Simulation of Spaced-Antenna retrivals for an X-band active phased-array weather radar

Single radar based wind-vector retrieval methods offer the advantage of self-consistent spatial registration of estimated wind-fields. However, most such single-radar based wind vector retrieval methods available to the weather radar community, such as the Velocity-Azimuth-Display (VAD), sacrifice angular resolution to retrieve the wind-field. The lack of successful high-angular-resolution Spaced-Antenna (SA) weather radar demonstrations up until this point can, in part, be attributed to difficulties in synthesizing appropriate antenna systems. Active Phased-array antenna systems offer the possibility of synthesizing overlapping effective apertures - a necessity for weather radar SA retrievals.
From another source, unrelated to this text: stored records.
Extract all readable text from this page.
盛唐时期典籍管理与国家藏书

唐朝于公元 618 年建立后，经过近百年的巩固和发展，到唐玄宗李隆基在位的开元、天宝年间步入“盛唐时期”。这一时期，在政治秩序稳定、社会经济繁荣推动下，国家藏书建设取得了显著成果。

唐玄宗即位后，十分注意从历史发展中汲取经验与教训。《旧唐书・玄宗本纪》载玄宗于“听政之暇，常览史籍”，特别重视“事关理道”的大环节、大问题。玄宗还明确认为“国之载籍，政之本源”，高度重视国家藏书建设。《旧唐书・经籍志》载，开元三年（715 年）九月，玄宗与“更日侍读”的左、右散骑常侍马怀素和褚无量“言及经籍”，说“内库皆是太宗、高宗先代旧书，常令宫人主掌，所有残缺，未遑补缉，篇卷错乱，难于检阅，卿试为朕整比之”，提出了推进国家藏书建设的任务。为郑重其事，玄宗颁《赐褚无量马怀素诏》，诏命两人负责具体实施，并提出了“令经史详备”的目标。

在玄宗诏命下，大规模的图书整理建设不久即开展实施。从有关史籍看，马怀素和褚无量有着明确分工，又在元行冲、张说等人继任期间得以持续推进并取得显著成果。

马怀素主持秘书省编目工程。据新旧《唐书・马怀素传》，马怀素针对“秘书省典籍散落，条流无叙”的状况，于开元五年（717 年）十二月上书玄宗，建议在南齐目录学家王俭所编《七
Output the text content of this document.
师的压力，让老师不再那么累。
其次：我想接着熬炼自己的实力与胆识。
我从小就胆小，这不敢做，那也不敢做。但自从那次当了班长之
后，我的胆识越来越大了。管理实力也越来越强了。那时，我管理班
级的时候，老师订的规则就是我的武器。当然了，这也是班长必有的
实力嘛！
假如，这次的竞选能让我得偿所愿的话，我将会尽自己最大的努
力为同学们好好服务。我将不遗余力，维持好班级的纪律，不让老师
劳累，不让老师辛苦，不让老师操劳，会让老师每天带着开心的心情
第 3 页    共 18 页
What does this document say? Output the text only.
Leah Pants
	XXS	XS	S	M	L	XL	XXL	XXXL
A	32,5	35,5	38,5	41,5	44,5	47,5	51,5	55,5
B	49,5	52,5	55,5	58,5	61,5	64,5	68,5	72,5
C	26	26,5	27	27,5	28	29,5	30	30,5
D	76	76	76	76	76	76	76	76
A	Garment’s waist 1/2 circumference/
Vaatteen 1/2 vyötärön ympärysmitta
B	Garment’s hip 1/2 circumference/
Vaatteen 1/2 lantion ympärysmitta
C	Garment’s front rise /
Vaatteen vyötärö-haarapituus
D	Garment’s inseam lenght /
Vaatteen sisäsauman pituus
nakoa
Here, we present Monte-Carlo simulations of X-band spaced-antenna retrievals for an active phased-array radar system. This allows comparison of the robustness of parametric time and frequency domain SA baseline-wind estimators – showing that parametric time-domain SA estimation is preferred. Based on these simulations, we investigate the tradeoffs between aperture size and spacing on the SD of retrievals in the presence of turbulent decorrelation. Quantitative design choices are made to strike the balance between beam-broadening decorrelation and turbulent decorrelation. Owing to the tolerance of parametric SA baseline-wind estimation to thermal noise, we find that trading antenna-gain for the SD of the retrieved SA baseline wind is feasible, in spite of the lost SNR, as long as the SA baseline is appropriately chosen.